The importance of what that woman did can never be overstated and there is no posthumous honour that can be equal to what she did. Although, there has been several calls for her honour and I’m sure she will still get more recognition in death but she’s someone we should never forget. CNN named her alongside Lupita N’yongo, Angelina Jolie, Chimamanda Adichie on a global list of most inspiring women of 2014. She deserves it and even more. Unlike Festus Iyayi, the Western Press has claimed her, even the mainstream Western countries recognized her role in saving the world. A Western Journalist called her ‘British trained’ Nigerian doctor because of her postgraduate training at the University of London.

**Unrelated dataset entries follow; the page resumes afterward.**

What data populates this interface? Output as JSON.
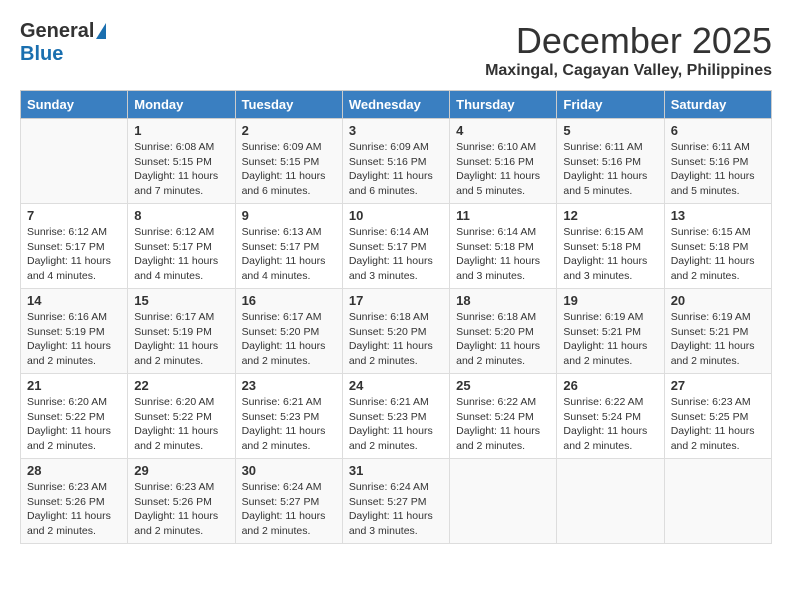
{
  "logo": {
    "general": "General",
    "blue": "Blue"
  },
  "title": "December 2025",
  "location": "Maxingal, Cagayan Valley, Philippines",
  "days_of_week": [
    "Sunday",
    "Monday",
    "Tuesday",
    "Wednesday",
    "Thursday",
    "Friday",
    "Saturday"
  ],
  "weeks": [
    [
      {
        "day": "",
        "text": ""
      },
      {
        "day": "1",
        "text": "Sunrise: 6:08 AM\nSunset: 5:15 PM\nDaylight: 11 hours\nand 7 minutes."
      },
      {
        "day": "2",
        "text": "Sunrise: 6:09 AM\nSunset: 5:15 PM\nDaylight: 11 hours\nand 6 minutes."
      },
      {
        "day": "3",
        "text": "Sunrise: 6:09 AM\nSunset: 5:16 PM\nDaylight: 11 hours\nand 6 minutes."
      },
      {
        "day": "4",
        "text": "Sunrise: 6:10 AM\nSunset: 5:16 PM\nDaylight: 11 hours\nand 5 minutes."
      },
      {
        "day": "5",
        "text": "Sunrise: 6:11 AM\nSunset: 5:16 PM\nDaylight: 11 hours\nand 5 minutes."
      },
      {
        "day": "6",
        "text": "Sunrise: 6:11 AM\nSunset: 5:16 PM\nDaylight: 11 hours\nand 5 minutes."
      }
    ],
    [
      {
        "day": "7",
        "text": "Sunrise: 6:12 AM\nSunset: 5:17 PM\nDaylight: 11 hours\nand 4 minutes."
      },
      {
        "day": "8",
        "text": "Sunrise: 6:12 AM\nSunset: 5:17 PM\nDaylight: 11 hours\nand 4 minutes."
      },
      {
        "day": "9",
        "text": "Sunrise: 6:13 AM\nSunset: 5:17 PM\nDaylight: 11 hours\nand 4 minutes."
      },
      {
        "day": "10",
        "text": "Sunrise: 6:14 AM\nSunset: 5:17 PM\nDaylight: 11 hours\nand 3 minutes."
      },
      {
        "day": "11",
        "text": "Sunrise: 6:14 AM\nSunset: 5:18 PM\nDaylight: 11 hours\nand 3 minutes."
      },
      {
        "day": "12",
        "text": "Sunrise: 6:15 AM\nSunset: 5:18 PM\nDaylight: 11 hours\nand 3 minutes."
      },
      {
        "day": "13",
        "text": "Sunrise: 6:15 AM\nSunset: 5:18 PM\nDaylight: 11 hours\nand 2 minutes."
      }
    ],
    [
      {
        "day": "14",
        "text": "Sunrise: 6:16 AM\nSunset: 5:19 PM\nDaylight: 11 hours\nand 2 minutes."
      },
      {
        "day": "15",
        "text": "Sunrise: 6:17 AM\nSunset: 5:19 PM\nDaylight: 11 hours\nand 2 minutes."
      },
      {
        "day": "16",
        "text": "Sunrise: 6:17 AM\nSunset: 5:20 PM\nDaylight: 11 hours\nand 2 minutes."
      },
      {
        "day": "17",
        "text": "Sunrise: 6:18 AM\nSunset: 5:20 PM\nDaylight: 11 hours\nand 2 minutes."
      },
      {
        "day": "18",
        "text": "Sunrise: 6:18 AM\nSunset: 5:20 PM\nDaylight: 11 hours\nand 2 minutes."
      },
      {
        "day": "19",
        "text": "Sunrise: 6:19 AM\nSunset: 5:21 PM\nDaylight: 11 hours\nand 2 minutes."
      },
      {
        "day": "20",
        "text": "Sunrise: 6:19 AM\nSunset: 5:21 PM\nDaylight: 11 hours\nand 2 minutes."
      }
    ],
    [
      {
        "day": "21",
        "text": "Sunrise: 6:20 AM\nSunset: 5:22 PM\nDaylight: 11 hours\nand 2 minutes."
      },
      {
        "day": "22",
        "text": "Sunrise: 6:20 AM\nSunset: 5:22 PM\nDaylight: 11 hours\nand 2 minutes."
      },
      {
        "day": "23",
        "text": "Sunrise: 6:21 AM\nSunset: 5:23 PM\nDaylight: 11 hours\nand 2 minutes."
      },
      {
        "day": "24",
        "text": "Sunrise: 6:21 AM\nSunset: 5:23 PM\nDaylight: 11 hours\nand 2 minutes."
      },
      {
        "day": "25",
        "text": "Sunrise: 6:22 AM\nSunset: 5:24 PM\nDaylight: 11 hours\nand 2 minutes."
      },
      {
        "day": "26",
        "text": "Sunrise: 6:22 AM\nSunset: 5:24 PM\nDaylight: 11 hours\nand 2 minutes."
      },
      {
        "day": "27",
        "text": "Sunrise: 6:23 AM\nSunset: 5:25 PM\nDaylight: 11 hours\nand 2 minutes."
      }
    ],
    [
      {
        "day": "28",
        "text": "Sunrise: 6:23 AM\nSunset: 5:26 PM\nDaylight: 11 hours\nand 2 minutes."
      },
      {
        "day": "29",
        "text": "Sunrise: 6:23 AM\nSunset: 5:26 PM\nDaylight: 11 hours\nand 2 minutes."
      },
      {
        "day": "30",
        "text": "Sunrise: 6:24 AM\nSunset: 5:27 PM\nDaylight: 11 hours\nand 2 minutes."
      },
      {
        "day": "31",
        "text": "Sunrise: 6:24 AM\nSunset: 5:27 PM\nDaylight: 11 hours\nand 3 minutes."
      },
      {
        "day": "",
        "text": ""
      },
      {
        "day": "",
        "text": ""
      },
      {
        "day": "",
        "text": ""
      }
    ]
  ]
}
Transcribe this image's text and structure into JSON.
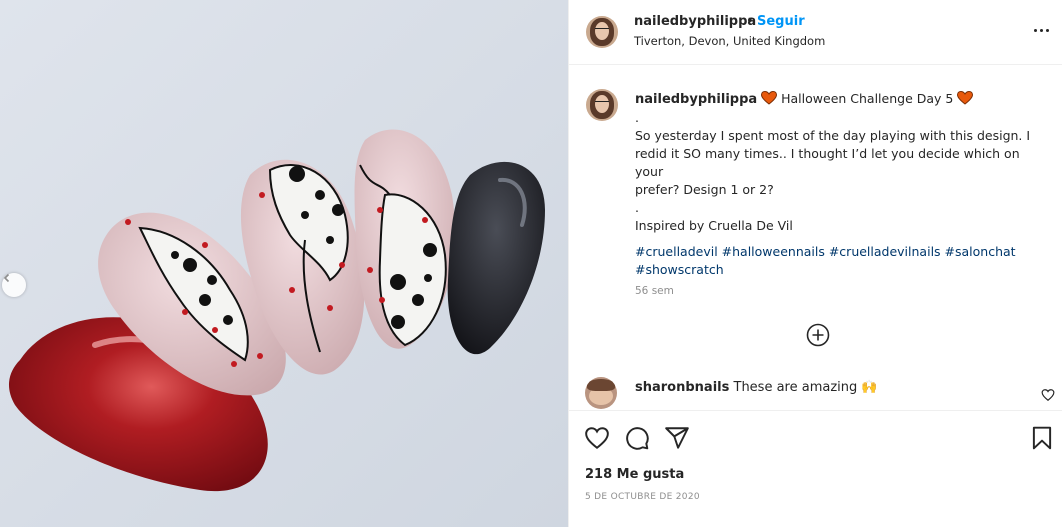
{
  "post": {
    "author": "nailedbyphilippa",
    "separator": "•",
    "follow_label": "Seguir",
    "location": "Tiverton, Devon, United Kingdom",
    "caption": {
      "username": "nailedbyphilippa",
      "title": "Halloween Challenge Day 5",
      "lines": [
        ".",
        "So yesterday I spent most of the day playing with this design. I",
        "redid it SO many times.. I thought I’d let you decide which on your",
        "prefer? Design 1 or 2?",
        ".",
        "Inspired by Cruella De Vil"
      ],
      "hashtags_line1": "#cruelladevil #halloweennails #cruelladevilnails #salonchat",
      "hashtags_line2": "#showscratch"
    },
    "time_ago": "56 sem",
    "comment": {
      "username": "sharonbnails",
      "text": "These are amazing",
      "emoji": "🙌"
    },
    "likes": "218 Me gusta",
    "date": "5 DE OCTUBRE DE 2020"
  },
  "icons": {
    "heart_emoji_color": "#e8590c",
    "brand_blue": "#0095f6",
    "hashtag_color": "#00376b"
  }
}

Her MBBS degree at the University of Lagos was shoved aside and the celebrated aspect is her British training. To racial bigots, she’s too noble to be black, and even Nigerian. On a YNaija.com poll for person of the year 2014, she scored 40% of total votes. (As at 26 December 2014) She deserves the Nigerian of the year award and she deserves a memorial that will last as long as the present generation of Nigerians lives. For me, Stella Adadevoh is my Person of the Year.
Ameyo Stella Shade Adadevoh and Festus Ikhuoria Iyayi, you will never be forgotten. Like Britons said of their dead soldiers, I say:
They shall Not Grow Old, As we that are left grow old,
Age Shall not weary them, Nor the years condemn.
At the going down of the sun, And in the morning,
We will remember them.
I have made up my mind, that I will keep these ones forever, even though I can’t live forever. That I will keep them away openly, open enough for future generations to see, and to ask who they were. I will be a bridge, between today and tomorrow, I will tell of their commitment, their loyalty and their patriotism, their virtues I will sing so that they might live forever. Above all, I will tell of how they were/are Nigerians. Sleep on, patriots.